Single-Crystalline and Back-Contact Perovskite Optoelectronics
Udo Bach a b, Wenxin Mao a, Xiongfeng LIn a, Siqi Deng a
a ARC Centre of Excellence in Exciton Science, Monash University, Australia
b Melbourne Centre for Nanofabrication, Australia, Australia
Asia-Pacific International Conference on Perovskite, Organic Photovoltaics and Optoelectronics
Proceedings of Asia-Pacific International Conference on Perovskite, Organic Photovoltaics and Optoelectronics (IPEROP20)

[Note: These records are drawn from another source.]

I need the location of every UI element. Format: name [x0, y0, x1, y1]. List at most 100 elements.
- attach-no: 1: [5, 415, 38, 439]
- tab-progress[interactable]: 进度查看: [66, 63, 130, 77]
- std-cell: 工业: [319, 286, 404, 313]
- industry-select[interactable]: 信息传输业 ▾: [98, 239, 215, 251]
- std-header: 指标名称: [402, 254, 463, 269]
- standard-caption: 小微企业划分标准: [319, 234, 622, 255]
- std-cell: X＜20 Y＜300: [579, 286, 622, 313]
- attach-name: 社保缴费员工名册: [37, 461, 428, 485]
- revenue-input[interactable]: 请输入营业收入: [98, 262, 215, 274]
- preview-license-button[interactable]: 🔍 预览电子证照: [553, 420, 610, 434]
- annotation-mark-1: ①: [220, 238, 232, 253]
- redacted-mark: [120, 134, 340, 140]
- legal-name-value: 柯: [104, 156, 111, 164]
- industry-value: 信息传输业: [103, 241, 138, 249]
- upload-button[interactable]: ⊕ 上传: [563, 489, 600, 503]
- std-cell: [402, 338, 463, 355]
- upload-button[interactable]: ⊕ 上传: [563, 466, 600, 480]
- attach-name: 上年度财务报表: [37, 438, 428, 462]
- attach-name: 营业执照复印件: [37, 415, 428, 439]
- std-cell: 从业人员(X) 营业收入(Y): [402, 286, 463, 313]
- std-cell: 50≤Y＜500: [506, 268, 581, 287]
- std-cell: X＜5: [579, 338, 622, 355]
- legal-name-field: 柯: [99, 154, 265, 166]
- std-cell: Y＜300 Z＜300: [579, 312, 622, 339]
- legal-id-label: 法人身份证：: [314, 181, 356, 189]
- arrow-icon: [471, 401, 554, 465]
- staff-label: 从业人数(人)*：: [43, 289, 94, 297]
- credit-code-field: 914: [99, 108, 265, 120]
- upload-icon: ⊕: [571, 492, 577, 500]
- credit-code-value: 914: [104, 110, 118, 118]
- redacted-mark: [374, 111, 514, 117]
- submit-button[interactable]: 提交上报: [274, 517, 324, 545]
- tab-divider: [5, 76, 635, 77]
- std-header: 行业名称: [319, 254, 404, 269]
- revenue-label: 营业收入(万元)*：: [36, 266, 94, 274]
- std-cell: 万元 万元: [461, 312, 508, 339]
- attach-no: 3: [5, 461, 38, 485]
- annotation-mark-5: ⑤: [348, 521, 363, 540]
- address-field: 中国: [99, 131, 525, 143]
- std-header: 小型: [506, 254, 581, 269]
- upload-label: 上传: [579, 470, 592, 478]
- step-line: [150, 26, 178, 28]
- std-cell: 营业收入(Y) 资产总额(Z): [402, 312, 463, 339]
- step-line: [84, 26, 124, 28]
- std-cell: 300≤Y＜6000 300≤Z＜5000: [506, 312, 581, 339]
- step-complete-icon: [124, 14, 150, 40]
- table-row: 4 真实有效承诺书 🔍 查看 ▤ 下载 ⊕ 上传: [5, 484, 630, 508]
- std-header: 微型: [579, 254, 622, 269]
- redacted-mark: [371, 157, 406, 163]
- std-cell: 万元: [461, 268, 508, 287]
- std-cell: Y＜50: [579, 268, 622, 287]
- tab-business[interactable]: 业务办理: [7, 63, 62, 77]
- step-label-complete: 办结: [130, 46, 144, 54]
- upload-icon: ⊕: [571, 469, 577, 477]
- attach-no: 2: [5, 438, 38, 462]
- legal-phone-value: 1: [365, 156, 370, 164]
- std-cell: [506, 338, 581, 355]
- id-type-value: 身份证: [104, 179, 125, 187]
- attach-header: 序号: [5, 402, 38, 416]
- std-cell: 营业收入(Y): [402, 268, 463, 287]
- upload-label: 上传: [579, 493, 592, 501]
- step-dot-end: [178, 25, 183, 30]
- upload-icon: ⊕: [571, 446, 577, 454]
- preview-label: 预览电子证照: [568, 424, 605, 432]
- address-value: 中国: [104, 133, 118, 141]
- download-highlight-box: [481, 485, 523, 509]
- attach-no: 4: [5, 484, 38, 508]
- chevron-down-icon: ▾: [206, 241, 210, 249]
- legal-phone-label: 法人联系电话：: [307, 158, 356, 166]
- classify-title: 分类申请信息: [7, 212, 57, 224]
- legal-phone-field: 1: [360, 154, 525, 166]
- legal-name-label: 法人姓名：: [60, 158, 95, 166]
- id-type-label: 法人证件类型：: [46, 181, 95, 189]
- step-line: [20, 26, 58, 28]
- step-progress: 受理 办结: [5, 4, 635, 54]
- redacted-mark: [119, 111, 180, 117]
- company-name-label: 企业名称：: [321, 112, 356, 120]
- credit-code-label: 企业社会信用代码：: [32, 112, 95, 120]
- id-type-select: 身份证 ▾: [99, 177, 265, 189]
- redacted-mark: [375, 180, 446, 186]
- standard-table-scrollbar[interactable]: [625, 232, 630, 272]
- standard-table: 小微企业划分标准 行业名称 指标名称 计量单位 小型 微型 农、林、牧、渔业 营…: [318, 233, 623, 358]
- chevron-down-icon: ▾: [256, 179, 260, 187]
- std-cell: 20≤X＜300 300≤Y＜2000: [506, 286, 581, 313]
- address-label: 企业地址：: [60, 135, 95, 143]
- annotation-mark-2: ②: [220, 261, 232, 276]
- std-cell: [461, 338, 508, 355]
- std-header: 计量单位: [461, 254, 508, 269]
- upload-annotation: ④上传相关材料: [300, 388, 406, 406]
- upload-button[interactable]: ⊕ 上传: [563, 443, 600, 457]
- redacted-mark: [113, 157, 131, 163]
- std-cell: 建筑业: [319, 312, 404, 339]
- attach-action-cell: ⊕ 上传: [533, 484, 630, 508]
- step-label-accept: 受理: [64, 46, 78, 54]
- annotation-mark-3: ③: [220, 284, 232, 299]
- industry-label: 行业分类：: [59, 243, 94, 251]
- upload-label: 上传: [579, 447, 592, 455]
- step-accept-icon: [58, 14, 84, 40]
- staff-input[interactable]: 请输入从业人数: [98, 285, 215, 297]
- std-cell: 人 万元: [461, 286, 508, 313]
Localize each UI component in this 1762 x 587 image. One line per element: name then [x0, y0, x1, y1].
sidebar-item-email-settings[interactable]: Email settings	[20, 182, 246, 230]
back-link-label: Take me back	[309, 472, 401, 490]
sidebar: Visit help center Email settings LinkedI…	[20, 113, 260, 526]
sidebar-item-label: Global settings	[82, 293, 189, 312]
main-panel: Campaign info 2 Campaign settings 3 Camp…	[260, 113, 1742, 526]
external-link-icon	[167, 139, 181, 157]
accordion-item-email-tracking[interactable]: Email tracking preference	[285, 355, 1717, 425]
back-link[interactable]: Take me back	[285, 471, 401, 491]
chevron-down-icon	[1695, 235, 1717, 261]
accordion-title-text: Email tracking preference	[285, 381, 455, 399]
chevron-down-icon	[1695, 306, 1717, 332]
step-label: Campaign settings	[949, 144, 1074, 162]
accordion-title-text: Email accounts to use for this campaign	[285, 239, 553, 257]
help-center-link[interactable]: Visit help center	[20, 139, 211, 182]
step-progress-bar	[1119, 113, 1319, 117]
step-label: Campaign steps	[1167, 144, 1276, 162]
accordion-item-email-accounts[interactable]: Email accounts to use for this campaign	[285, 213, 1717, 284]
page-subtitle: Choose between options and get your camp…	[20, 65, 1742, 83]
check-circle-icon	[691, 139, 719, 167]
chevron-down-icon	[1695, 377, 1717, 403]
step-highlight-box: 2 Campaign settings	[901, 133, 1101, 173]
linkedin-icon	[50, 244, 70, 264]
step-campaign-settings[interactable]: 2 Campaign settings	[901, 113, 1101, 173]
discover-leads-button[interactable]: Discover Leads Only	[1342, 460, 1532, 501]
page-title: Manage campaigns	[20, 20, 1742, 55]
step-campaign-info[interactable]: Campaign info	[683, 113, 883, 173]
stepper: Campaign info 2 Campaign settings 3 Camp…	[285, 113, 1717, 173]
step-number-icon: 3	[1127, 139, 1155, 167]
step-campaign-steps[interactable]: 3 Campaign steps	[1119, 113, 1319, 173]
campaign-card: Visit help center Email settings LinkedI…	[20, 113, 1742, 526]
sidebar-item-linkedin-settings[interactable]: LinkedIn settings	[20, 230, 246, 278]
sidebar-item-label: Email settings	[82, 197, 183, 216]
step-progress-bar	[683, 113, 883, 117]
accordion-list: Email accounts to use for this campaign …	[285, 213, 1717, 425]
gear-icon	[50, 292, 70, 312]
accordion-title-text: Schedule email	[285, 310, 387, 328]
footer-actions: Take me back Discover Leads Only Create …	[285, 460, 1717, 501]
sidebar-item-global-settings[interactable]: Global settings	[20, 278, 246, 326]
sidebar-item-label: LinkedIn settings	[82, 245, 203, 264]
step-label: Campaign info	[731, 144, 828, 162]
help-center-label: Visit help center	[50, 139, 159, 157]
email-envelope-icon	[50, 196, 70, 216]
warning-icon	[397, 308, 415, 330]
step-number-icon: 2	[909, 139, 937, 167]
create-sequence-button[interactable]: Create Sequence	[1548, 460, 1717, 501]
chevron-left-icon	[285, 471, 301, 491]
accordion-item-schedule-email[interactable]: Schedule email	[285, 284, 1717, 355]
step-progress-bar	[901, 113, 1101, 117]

Tsukuba-shi, Japan, 2020 January 20th - 22nd
Organizers: Michio Kondo and Takurou Murakami
Invited Speaker, Udo Bach, presentation 040
Publication date: 14th October 2019

Solution-processed thin films of lead halide perovskites show exceptional properties, making them interesting candidates for a range of optoelectronic applications such as solar cells and light-emitting diodes. The thickness and crystallite-size in these films is typically in the sub-micron range, resulting in an abundance of grain-boundaries. Here we will describe techniques for growing thin single-crystalline lead perovskite crystallites with edge lengths of several tens of microns and thicknesses of around 1 micron, starting from single-source 1D lead halide perovskite precursors. In a first study we used platelet-shaped MAPbBr3 single-crystals to fabricate active electro-optical modulators (AEOM) exhibiting > 98% light transmission intensity modulation. In a second study we successfully grew mixed halide MAPbBr(3-x)Ix single crystals to study photoinduced halide demixing in crystalline materials, using a range of different spectroscopic techniques such as narrowband fluorescence imaging and time-resolved spectroscopy. In the final section of this talk we will report on the recent progress in the development of back-contact perovskite solar cells, including the use of mask-free lithography techniques and novel honey-comb-like back-contact architectures.

We gratefully acknowledge financial support from from the Australian Research Council (CE170100026 and DP160104575) and the Australian Renewable Energy Agency through the Australian Centre for Advanced Photovoltaics. We also thank Melbourne Centre for Nanofabrication and Monash Centre of Electron Microscope for the technical support.